那么这座夹在东西之间,由于数千层结界保护而处于“绝对中立”的千年古都,自然就成了那位少年最好的去处。
“来吧。”
“让我看看,你这能斩神的少年,若是到了这只有规矩和传统的平安京……”
“又能翻出什么浪花来?”
话音落下,藤原雅臣并没有立刻起身回屋,而是站在缘侧,目光在那轮孤月上停留了片刻。
似乎是想到了什么更有趣的“余兴节目”,他轻轻合上手中的蝙蝠扇,在掌心有节奏地敲击了两下。
“啪、啪。”
清脆的击掌声在寂静的庭院中显得格外清晰。
下一秒,回廊的阴影处,空气微微扭曲,一名身着黑衣的侍从无声无息地浮现,单膝跪地。
藤原雅臣用扇柄抵着下巴,眉头微蹙,似乎在努力回想那份情报中一个微不足道的细节:
“我记得……在那份关于斩神者的调查报告里,似乎提到过,在那小子的身边,曾经跟着一条奇怪的……尾巴?”
他稍微停顿了一下,语气中带着几分不确定的嘲弄:
“好像是个自称拥有安倍家血脉,却混迹在东京市井招摇撞骗的……冒牌货?”
地上的黑衣侍从声音低沉,毫无起伏地补充道:
“回大人,确有此人。名叫安倍晴昼,是土御门家的弃子,常年在东京接些不入流的除灵委托。据情报显示,神谷夜在东京期间,此人曾多次以协助者的身份出现。”
“对,就是那个废物。”
藤原雅臣露出了满意的笑容,仿佛找到了一个完美的棋子。
他转过身,随手用扇子指向了东方。
“去一趟那个乌烟瘴气的新都吧。”
他的声音慵懒,仿佛从京都去东京抓个人,就像是去自家后院拔根草一样简单:
“趁着德川家现在忙着收拾烂摊子,没空理会这种小虾米……”
“你去把那个安倍晴昼,给我请到京都来。”
侍从的身影微微一顿,似乎对家主竟然要跨越数百公里去抓一个骗子感到费解:
“大人?那只是个毫无灵力的凡人……”
“哎呀,你不懂。”
藤原雅臣轻轻摇了摇头,手中的蝙蝠扇“唰”的一声展开,优雅地挡住了下半张脸,只露出一双倒映着清冷月光的凤眼。
在那扇面的遮掩下,他的声音听不出喜怒。
“你要记住,我们所代表的,并非仅仅是藤原一姓,而是那高居于菊花王座之上的……云上人的颜面。”

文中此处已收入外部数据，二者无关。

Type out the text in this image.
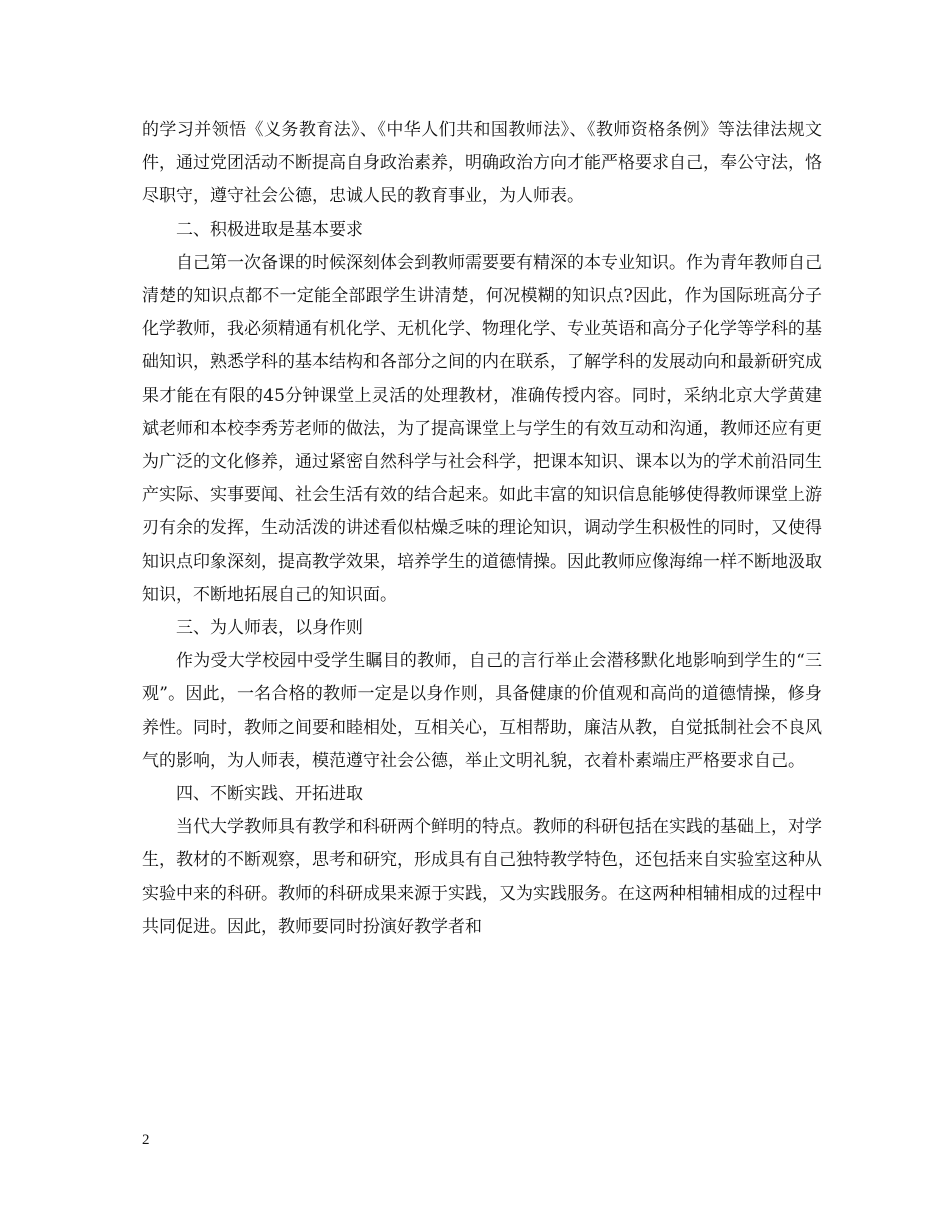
的学习并领悟《义务教育法》、《中华人们共和国教师法》、《教师资格条例》等法律法规文件，通过党团活动不断提高自身政治素养，明确政治方向才能严格要求自己，奉公守法，恪尽职守，遵守社会公德，忠诚人民的教育事业，为人师表。

二、积极进取是基本要求

自己第一次备课的时候深刻体会到教师需要要有精深的本专业知识。作为青年教师自己清楚的知识点都不一定能全部跟学生讲清楚，何况模糊的知识点?因此，作为国际班高分子化学教师，我必须精通有机化学、无机化学、物理化学、专业英语和高分子化学等学科的基础知识，熟悉学科的基本结构和各部分之间的内在联系，了解学科的发展动向和最新研究成果才能在有限的45分钟课堂上灵活的处理教材，准确传授内容。同时，采纳北京大学黄建斌老师和本校李秀芳老师的做法，为了提高课堂上与学生的有效互动和沟通，教师还应有更为广泛的文化修养，通过紧密自然科学与社会科学，把课本知识、课本以为的学术前沿同生产实际、实事要闻、社会生活有效的结合起来。如此丰富的知识信息能够使得教师课堂上游刃有余的发挥，生动活泼的讲述看似枯燥乏味的理论知识，调动学生积极性的同时，又使得知识点印象深刻，提高教学效果，培养学生的道德情操。因此教师应像海绵一样不断地汲取知识，不断地拓展自己的知识面。

三、为人师表，以身作则

作为受大学校园中受学生瞩目的教师，自己的言行举止会潜移默化地影响到学生的“三观”。因此，一名合格的教师一定是以身作则，具备健康的价值观和高尚的道德情操，修身养性。同时，教师之间要和睦相处，互相关心，互相帮助，廉洁从教，自觉抵制社会不良风气的影响，为人师表，模范遵守社会公德，举止文明礼貌，衣着朴素端庄严格要求自己。

四、不断实践、开拓进取

当代大学教师具有教学和科研两个鲜明的特点。教师的科研包括在实践的基础上，对学生，教材的不断观察，思考和研究，形成具有自己独特教学特色，还包括来自实验室这种从实验中来的科研。教师的科研成果来源于实践，又为实践服务。在这两种相辅相成的过程中共同促进。因此，教师要同时扮演好教学者和

2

他微微侧过头,目光越过庭院的围墙,投向了京都御所的方向,语气变得肃穆而虚伪:
“既然是要替陛下招揽这位未成年的斩神者,那这其中的雅与礼,便是半分也马虎不得的。”
“若是随便派个生面孔的信使过去,不仅显得太过生分,更会让世人觉得我们公家不懂得体恤下情,那是野波才做的事。”
说到这里,藤原雅臣眼角的笑意渐渐浓郁。
“所以,还是让他曾经的同伴去送,才最合适。”
“既显得我们对他的过往了如指掌,又带着亲切……”
藤原雅臣合上折扇,轻轻敲击着掌心,一字一顿地说道:
“如此,才显得我们朝廷……”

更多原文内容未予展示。